Understanding implicitly declared default costructor

Question

I'm trying to understand how the compiler's default constructor works. I made this example:

#include <iostream>

class Base {
    public:
    int number;
};

class Test1 : public Base {  
};

class Test2 {
    public:
    Base base;
};

int main() {
    Test1 test1;
    Test2 test2;
    std::cout<<test1.number<<std::endl;
    std::cout<<test2.base.number<<std::endl;
}

The output of this test program is, for test1 0, and for test2 is a uninitialized (random) number. Now my question is: why in the first case (test1) the compiler's default constructor initialize number to 0 but for test2 it doesn't?

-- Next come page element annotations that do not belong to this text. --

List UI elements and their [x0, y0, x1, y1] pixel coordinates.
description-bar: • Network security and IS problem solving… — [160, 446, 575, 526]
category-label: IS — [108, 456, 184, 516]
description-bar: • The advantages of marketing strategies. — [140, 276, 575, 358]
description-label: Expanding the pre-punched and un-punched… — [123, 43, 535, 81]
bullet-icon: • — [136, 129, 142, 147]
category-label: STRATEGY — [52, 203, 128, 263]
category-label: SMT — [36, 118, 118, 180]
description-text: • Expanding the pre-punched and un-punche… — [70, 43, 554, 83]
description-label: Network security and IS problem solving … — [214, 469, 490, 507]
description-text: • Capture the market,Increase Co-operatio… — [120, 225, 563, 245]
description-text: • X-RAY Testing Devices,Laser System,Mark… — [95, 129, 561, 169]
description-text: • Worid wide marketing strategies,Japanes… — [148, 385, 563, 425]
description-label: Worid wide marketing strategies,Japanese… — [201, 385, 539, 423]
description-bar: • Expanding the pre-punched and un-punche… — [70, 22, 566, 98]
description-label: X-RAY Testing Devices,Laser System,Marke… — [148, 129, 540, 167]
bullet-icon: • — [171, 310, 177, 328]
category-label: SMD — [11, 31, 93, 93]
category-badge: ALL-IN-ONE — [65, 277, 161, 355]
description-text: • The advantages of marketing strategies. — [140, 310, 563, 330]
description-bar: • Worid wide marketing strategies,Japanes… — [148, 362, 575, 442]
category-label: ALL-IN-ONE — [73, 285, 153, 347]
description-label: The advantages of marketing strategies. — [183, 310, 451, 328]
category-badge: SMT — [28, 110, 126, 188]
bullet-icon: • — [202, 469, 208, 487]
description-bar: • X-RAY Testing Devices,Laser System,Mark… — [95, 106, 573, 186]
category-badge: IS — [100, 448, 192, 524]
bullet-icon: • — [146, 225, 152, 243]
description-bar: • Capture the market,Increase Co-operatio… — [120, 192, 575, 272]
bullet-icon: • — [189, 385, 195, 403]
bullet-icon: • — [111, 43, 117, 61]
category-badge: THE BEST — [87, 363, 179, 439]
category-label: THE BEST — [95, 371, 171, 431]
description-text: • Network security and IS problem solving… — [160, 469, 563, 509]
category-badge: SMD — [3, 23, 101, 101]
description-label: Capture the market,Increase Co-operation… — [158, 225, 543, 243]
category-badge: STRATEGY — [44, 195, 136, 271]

Edit: According to answers both makes undefined behavior. So, in this program, what the compiler's default constructor does?

Answer 1

The value of an uninitialized object is indeterminate as per 8.5/12:

If no initializer is specified for an object, the object is default-initialized. When storage for an object with automatic or dynamic storage duration is obtained, the object has an indeterminate value, and if no initialization is performed for the object, that object retains an indeterminate value until that value is replaced (5.17).

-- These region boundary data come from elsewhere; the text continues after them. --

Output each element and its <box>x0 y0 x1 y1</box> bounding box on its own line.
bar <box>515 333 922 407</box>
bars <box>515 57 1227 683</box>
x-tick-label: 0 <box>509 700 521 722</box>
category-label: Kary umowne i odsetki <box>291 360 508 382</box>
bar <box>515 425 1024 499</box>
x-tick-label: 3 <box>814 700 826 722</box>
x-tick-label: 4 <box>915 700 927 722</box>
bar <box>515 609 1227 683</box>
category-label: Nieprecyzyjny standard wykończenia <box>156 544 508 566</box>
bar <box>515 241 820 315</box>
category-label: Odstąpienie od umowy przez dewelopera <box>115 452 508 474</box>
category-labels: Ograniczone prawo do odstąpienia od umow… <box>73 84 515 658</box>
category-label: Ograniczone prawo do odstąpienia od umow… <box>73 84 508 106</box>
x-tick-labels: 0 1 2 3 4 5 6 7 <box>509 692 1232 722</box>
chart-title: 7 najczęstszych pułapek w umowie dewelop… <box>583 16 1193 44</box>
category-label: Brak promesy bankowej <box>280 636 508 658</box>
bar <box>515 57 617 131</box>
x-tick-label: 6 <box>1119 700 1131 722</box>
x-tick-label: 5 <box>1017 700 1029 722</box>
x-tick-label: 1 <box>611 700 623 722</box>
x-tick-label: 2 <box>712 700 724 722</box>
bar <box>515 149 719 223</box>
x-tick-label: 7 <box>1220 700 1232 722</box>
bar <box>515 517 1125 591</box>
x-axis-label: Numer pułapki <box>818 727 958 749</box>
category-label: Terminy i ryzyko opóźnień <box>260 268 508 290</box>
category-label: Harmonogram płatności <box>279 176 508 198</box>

Unfortunately for you, int falls into the category of "non-default-initialized types" as per §8.5/7:

To default-initialize an object of type T means:

• if T is a (possibly cv-qualified) class type (Clause 9), the default constructor (12.1) for T is called (and the initialization is ill-formed if T has no default constructor or overload resolution (13.3) results in an ambiguity or in a function that is deleted or inaccessible from the context of the initialization);
• if T is an array type, each element is default-initialized;
• otherwise, no initialization is performed.

Answer 2

Actually in both cases number is non-default-initialized, meaning its value could be anything. It just so happened that test1 output 0 instead of some random number.

Answer 3

Personally, I can never remember what the implicitly defined default constructor does except in the simplest cases. So I only rely on it for the simplest cases.

I took a look at the C++11 January working paper (i.e., an edited version of the Standard published after the Standard was approved). Section 12.1 paragraph 6 (p. 243) states, "The implicitly-defined default constructor performs the set of initializations of the class that would be performed by a user-written default constructor for that class with no ctor-initializer and an empty compound-statement."

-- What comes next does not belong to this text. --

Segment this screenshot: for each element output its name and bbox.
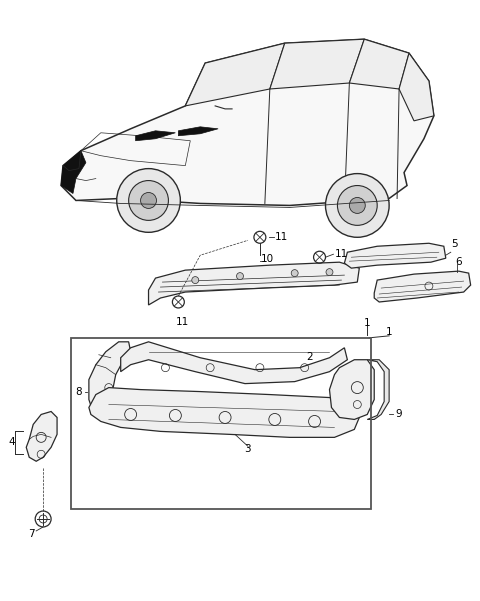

If I understand "ctor-initializer" and "compound-statement" correctly, your implicitly defined constructors are:

Test1::Test1() {}

Test2::Test2() {}

Base::Base() {}

So, in both Test1 and Test2, Base::number is never initialized (Base is, in Test2, but Base's implicit constructor doesn't initialize number).

At least, the Standard doesn't require that Base::number be initialized. Compilers are free to define things that the Standard doesn't define. The fact that you see a 0 doesn't mean the operation is defined according to the Standard, it simply means your compiler zeroed things out in this particular case.